Even the scaled-back event has been tricky to pull off. The delegates participating were required to take at-home tests before arriving, and are being tested daily now that they are here (two people who planned to attend tested positive before traveling, and had to stay home). The R.N.C. has spent half a million dollars on tests and safety measures, according to officials, drafted a 42-page health plan, and still had to get an exemption from the state to host a large indoor gathering of out-of-towners. Convention participants on Saturday were all wearing privacy-hardened safety fobs, which are supposed to provide notifications if they come into close contact with someone infected with the coronavirus.
And they still have to abide by the rules of a city that is only in Phase 2 of reopening. Bars in Charlotte are still closed. Restaurants are allowed to open only at 50 percent capacity. Delegates are being told they can’t necessarily bring their spouses to planned dinners, and masks are required at all times, even outdoors.
But once they have entered the safe zone, delegates in town said they are here to experience a little slice of life as it used to be.
“I’ve been looking forward to this for months,” said Henry Barbour of Yazoo City, Miss., whose uncle is the former Mississippi Governor Haley Barbour. “I want to be part of this. For those of us who are really engaged, this is a reward.” He said it was an honor to be chosen as a national delegate, and that attending the convention in person was a story he planned to feast on for years to come. “My dad went to the convention in ’68 and I heard about it all my life. It’s an honor.”
The Democrats decided not to go to Milwaukee, where their convention was originally set to take place, going all virtual instead. But Mr. Barbour, who drove nine hours to Charlotte, said an in-person gathering was critical at the grass-roots level, to energize delegates across the country to re-elect Mr. Trump in November.

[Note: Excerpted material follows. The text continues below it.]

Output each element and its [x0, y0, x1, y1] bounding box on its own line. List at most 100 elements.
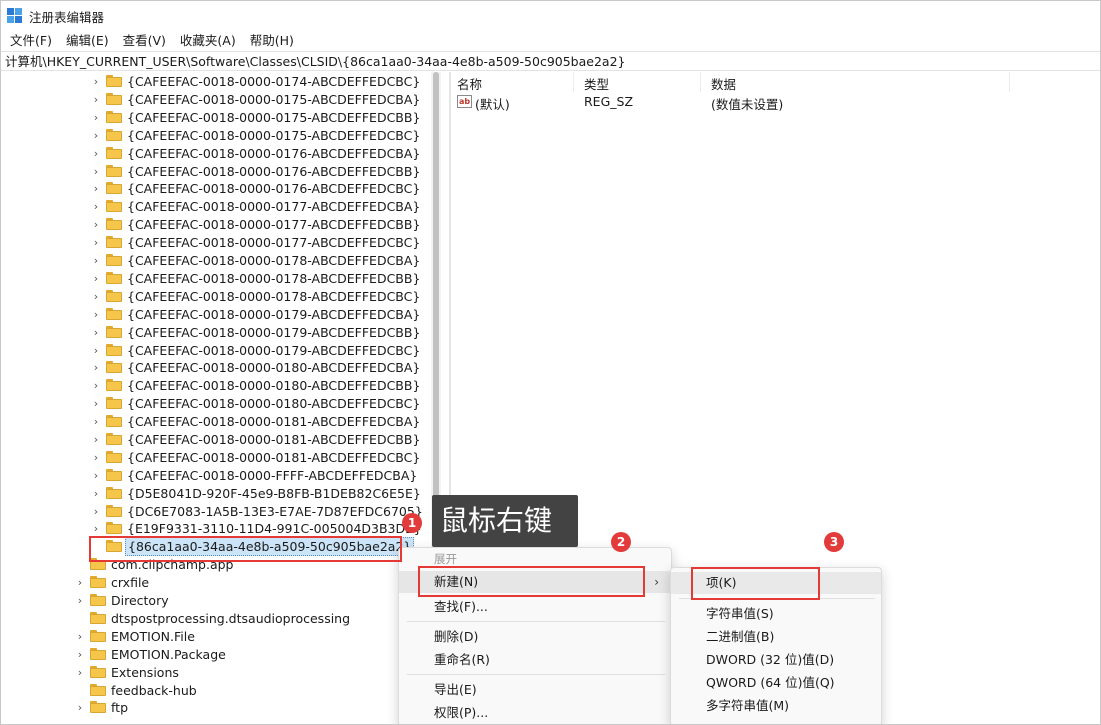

“There’s a lot of just hanging out,” he said. “We’ve known each other for a number of years. There’s some illegal hugging going on. We all feel very safe because we all took a test before we came and when I got to the hotel, a lovely lady stuck a cotton swab into my brain.”

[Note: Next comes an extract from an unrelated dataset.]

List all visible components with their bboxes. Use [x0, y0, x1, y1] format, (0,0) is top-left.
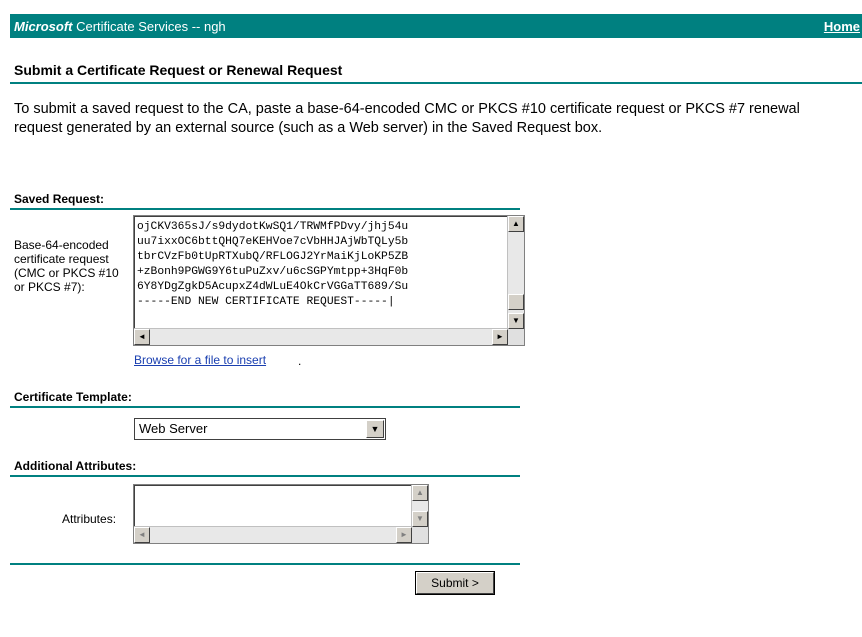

The Republican National Committee doesn’t expect people to sit in their hotel rooms ordering room service once they are here and has tried to make the trip worth it for its members. It has rented out four venues for attendees to choose from for each night they are here: the Billy Graham Library; a tour of a local brewery; a night at Middle C Jazz, a live jazz venue; and an evening at TopGolf, which has a high-tech driving range.
Republican officials said it was symbolically important for the party to show that locking the country down again — as former Vice President Joseph R. Biden Jr. has said he would do if necessary to stop the spread of the virus — wasn’t a realistic way of life for many Americans, and that with the right precautions in place, life had to go on.
“It’s been an unusual year,” said Toni Anne Dashiell, a delegate from Texas who has attended every Republican convention since 2004. “We were surprised and disappointed, maybe, that the convention in Jacksonville was canceled, but it was the right thing to do. And we still made a footprint here in Charlotte.”